Membrane potential changes in respiratory-related neurons following 1 μM aconitine treatment differed in neuronal subtypes: depolarization in Pre-I, Exp, and spinal motor neurons but no significant change in the Insp neurons in the medulla. In particular, burst generation in Pre-I neurons was depressed, and tonic firings appeared after aconitine treatment. It is well known that the voltage-dependent sodium channels are the target site of aconitine. However, this mechanism seemed to be not straightforward in understanding why changes of resting membrane potentials after aconitine treatment differed in neuronal subtypes. Recently, it was reported that a channel that generates “leak” sodium currents could regulate the excitability of neurons [16, 24] and influence the resting membrane potential of respiratory neurons [30]. Although there have been no reports indicating that aconitine affects the “leak” sodium channel, this may be considered as a possible additional mechanism.
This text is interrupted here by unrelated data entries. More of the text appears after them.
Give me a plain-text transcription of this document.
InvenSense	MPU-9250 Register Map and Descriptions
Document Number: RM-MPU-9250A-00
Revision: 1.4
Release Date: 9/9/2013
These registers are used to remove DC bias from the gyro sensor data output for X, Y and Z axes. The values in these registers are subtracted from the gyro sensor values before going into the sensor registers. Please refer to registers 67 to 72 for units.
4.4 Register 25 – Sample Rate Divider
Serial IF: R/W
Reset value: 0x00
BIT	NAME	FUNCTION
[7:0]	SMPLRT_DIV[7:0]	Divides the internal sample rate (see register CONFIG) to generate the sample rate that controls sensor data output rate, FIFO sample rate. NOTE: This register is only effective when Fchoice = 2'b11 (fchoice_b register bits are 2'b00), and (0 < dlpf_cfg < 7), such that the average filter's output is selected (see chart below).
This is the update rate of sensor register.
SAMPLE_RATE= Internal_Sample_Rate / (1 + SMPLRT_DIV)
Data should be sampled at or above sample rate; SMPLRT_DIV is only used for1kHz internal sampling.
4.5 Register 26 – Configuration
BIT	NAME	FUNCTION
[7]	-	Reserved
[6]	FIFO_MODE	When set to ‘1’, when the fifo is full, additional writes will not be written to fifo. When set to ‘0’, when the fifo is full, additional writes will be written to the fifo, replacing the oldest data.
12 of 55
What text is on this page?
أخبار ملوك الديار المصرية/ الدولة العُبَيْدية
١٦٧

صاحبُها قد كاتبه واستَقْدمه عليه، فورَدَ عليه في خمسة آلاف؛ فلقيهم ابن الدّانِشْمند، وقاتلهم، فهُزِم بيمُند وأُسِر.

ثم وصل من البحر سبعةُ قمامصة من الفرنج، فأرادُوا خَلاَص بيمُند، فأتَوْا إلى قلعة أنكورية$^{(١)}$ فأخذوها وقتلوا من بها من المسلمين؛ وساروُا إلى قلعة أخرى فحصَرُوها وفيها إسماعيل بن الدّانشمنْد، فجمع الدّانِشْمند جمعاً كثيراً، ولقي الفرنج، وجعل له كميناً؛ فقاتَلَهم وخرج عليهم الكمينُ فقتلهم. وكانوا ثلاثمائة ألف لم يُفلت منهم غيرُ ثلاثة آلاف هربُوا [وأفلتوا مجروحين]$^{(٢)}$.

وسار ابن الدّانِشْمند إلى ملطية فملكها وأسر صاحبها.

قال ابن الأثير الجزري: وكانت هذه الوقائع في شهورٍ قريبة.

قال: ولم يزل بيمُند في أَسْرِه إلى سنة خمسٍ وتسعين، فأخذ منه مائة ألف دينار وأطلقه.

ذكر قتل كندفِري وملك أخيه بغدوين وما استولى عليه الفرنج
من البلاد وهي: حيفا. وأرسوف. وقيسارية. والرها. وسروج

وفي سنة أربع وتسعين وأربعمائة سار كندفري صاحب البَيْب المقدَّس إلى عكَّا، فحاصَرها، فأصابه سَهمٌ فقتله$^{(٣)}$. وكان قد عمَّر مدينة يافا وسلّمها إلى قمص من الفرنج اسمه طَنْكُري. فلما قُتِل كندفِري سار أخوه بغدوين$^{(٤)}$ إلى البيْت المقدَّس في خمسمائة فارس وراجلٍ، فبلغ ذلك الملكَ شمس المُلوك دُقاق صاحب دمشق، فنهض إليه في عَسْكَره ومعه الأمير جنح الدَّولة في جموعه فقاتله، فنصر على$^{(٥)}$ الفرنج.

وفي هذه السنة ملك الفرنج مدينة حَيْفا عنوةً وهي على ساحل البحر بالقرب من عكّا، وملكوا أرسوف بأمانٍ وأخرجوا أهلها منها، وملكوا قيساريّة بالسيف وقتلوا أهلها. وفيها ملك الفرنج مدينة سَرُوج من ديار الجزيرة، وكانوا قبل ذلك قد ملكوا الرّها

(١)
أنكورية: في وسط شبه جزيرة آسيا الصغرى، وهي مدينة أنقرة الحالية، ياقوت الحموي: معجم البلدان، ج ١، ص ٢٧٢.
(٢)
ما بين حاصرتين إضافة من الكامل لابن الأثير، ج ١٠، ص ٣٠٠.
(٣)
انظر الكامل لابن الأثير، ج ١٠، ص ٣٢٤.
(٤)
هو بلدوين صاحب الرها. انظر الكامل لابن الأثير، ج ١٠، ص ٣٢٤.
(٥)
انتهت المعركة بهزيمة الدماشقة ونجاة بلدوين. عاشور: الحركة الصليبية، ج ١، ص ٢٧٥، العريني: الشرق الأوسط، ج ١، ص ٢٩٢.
Our findings suggest that sodium channels could work as one of factors modulating respiratory activity.

Previous studies have suggested that some Pre-I neurons express persistent sodium currents (i.e., riluzole-sensitive negative slope conductance), which are essential to produce intrinsic burst generation [14, 15, 23]. This burst-generating pacemaker property of Pre-I neurons was not involved in generation of the facilitated rhythm, which was resistant to riluzole after aconitine. Alternatively, sustained inactivation of the persistent sodium current might occur after aconitine because the burst generation of Pre-I neurons disappeared. It was also reported that some Insp neurons have intrinsic burst-generating properties [11]. Intrinsic burst generation should be retained in low Ca2+/high Mg2+ synaptic blockade solution [15, 18]. However, the burst activity in Insp neurons disappeared after perfusion with the synaptic blockade solution. This result was also consistent with the above suggestion that the pacemaker property is not involved in the facilitated rhythm after aconitine and further suggested that mutual excitatory synaptic connections are important in fast rhythm generation. This mechanism coincides with a model of rhythm generation by the group pacemaker [8, 21]. Under standard experimental conditions, the synaptic activities of Insp neurons were almost completely silenced in low Ca2+/high Mg2+ solution [18]. However, after aconitine treatment, some synaptic activities in Insp neurons remained in the low Ca2+/high Mg2+ solution. We speculated that Ca2+-independent transmitter release [6] might be involved in this synaptic activity.

Conclusion

We found that aconitine has the dose-dependent effects of depressing C4 amplitude and increasing respiratory rhythm. The amplitude decrease could be caused by effects on spinal motor neurons and medullary (premotor and inter) neurons, whereas effects on medullary neurons facilitated respiratory rhythm. Lidocaine and TTX reversed the effects of aconitine in different ways, likely because they target different sites on sodium channels. Pacemaker properties might not be involved in the facilitation of rhythm generation after aconitine treatment. The results of synaptic blockade experiments are consistent with the facilitation of rhythm generation by the group pacemaker mechanism. Overall, our findings shed light on the effects of aconitine on respiratory activity and provide new insights into a role of sodium channels involved in respiratory rhythm modulation.